Grêmios estudantis fortalecem escolas indígenas em Alagoas

Em Alagoas, quatro escolas indígenas da rede pública estadual fortaleceram essa identidade (Fotos: Valdir Rocha)

Maceió (AL) – A escola é um local de difusão do conhecimento. Para comunidades indígenas, também é um lugar onde os mais jovens aprendem a história de seus povos e vivenciam suas tradições e cultura. Em Alagoas, quatro escolas indígenas da rede pública estadual fortaleceram essa identidade: a partir deste mês, eles passam a contar com grêmios estudantis.

Estão com grêmios empossados as escolas estaduais indígenas Pajé Miguel Selestino da Silva; Mata da Cafurna (ambas em Palmeira dos Índios); Anselmo Bispo de Souza (Inhapi) e José Carapina (Pariconha). Estes espaços representativos funcionarão como interlocutores dos estudantes em suas comunidades escolares.

De olho em aspectos socioambientais, mas focados na defesa de seus povos e suas tradições, os jovens indígenas apostam na atuação dos grêmios para obter conquistas dentro e fora da escola.

É o que explica Nailza Caboclo da Silva, aluna da 1ª série do ensino médio da Escola Estadual Pajé Miguel Selestino da Silva, em Palmeira dos Índios. Nailza foi eleita presidente do grêmio estudantil Pajé Miguel Xukuru Kariri e pontua suas expectativas acerca deste novo desafio.

Única indígena a representar Alagoas na Conferência Nacional do Meio Ambiente em 2014, em Brasília, e apontada como uma das líderes juvenis de sua comunidade, ela diz que vai trabalhar em prol da sua cultura do seu povo. “Como gremista, pretendo ajudar a coordenação pedagógica, professores e direção a cuidar da nossa escola e da nossa aldeia, além de fortalecer a nossa cultura”, declara a jovem líder.

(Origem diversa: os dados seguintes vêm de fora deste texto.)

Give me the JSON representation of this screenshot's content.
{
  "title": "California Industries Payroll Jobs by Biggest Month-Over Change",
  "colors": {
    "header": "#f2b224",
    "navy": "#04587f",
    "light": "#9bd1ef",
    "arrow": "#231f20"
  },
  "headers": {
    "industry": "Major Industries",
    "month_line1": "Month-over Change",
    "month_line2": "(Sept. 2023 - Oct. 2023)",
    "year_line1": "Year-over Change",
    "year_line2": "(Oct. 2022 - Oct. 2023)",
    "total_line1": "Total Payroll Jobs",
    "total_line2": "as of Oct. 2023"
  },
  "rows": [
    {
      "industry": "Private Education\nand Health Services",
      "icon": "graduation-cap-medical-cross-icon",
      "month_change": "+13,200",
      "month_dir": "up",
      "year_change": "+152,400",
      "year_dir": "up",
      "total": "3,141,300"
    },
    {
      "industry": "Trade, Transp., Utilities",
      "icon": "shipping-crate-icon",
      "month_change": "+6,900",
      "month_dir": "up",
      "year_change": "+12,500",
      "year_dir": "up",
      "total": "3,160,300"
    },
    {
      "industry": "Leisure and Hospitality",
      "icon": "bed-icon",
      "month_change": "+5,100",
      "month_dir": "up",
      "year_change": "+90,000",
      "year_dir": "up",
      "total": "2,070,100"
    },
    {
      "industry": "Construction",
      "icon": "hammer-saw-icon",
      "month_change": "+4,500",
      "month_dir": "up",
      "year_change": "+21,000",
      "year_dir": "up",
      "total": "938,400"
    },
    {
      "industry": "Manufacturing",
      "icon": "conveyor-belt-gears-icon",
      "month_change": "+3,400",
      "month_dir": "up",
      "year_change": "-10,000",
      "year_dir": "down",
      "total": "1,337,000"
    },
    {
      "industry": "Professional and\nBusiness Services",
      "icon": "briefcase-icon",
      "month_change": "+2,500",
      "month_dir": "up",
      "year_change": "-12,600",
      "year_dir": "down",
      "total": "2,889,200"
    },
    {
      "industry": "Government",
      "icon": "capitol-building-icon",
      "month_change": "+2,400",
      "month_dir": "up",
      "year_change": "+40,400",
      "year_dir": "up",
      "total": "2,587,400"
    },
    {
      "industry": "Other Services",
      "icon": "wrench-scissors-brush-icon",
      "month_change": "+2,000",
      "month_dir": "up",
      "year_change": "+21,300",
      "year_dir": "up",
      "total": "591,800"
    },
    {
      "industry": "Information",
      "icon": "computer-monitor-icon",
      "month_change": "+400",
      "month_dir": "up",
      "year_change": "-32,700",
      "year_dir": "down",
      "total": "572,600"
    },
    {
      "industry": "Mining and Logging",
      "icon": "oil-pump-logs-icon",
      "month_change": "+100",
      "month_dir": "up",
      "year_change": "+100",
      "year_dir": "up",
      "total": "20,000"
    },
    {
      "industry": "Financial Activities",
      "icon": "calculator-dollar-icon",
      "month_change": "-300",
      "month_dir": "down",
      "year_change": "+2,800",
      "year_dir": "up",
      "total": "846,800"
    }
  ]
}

3ª Gere – Até o início deste ano, apenas uma das 32 escolas que compõem a 3ª Gerência Regional de Educação (Gere) – que abrange Palmeira dos Índios e municípios vizinhos – possuía seu grêmio estudantil: a Escola Estadual Humberto Mendes, em Palmeira dos Índios.

Após a mobilização empreendida pela equipe de gestão escolar da Gere, 26 unidades de ensino médio já estão com gremistas empossados e em plena atuação, entre elas duas das seis escolas indígenas da regional.

O gerente da 3ª Gere, José Tenório França, foi gremista em sua adolescência e diz que os mesmos executam um papel fundamental na dinâmica da escola. “O grêmio é responsável pela vida social da escola, envolvendo pais e comunidade. Será uma experiência muito proveitosa para estes jovens”, avalia França.

A técnica da Unidade de Apoio Pedagógico da 3ª Gere, Bernadete Fernandes, complementa que “o grêmio oportuniza o protagonismo juvenil e a revelação de talentos. Para a nossa Gere, é um marco histórico”.

Sertão – Já na 11ª Gere, que compreende as escolas estaduais do Alto Sertão alagoano, o processo de mobilização para as eleições dos grêmios está em andamento. “Temos escolas onde alguns grêmios já foram empossados, mas em outras o processo de mobilização ainda está acontecendo”, informa a gerente Emanuela Ferreira.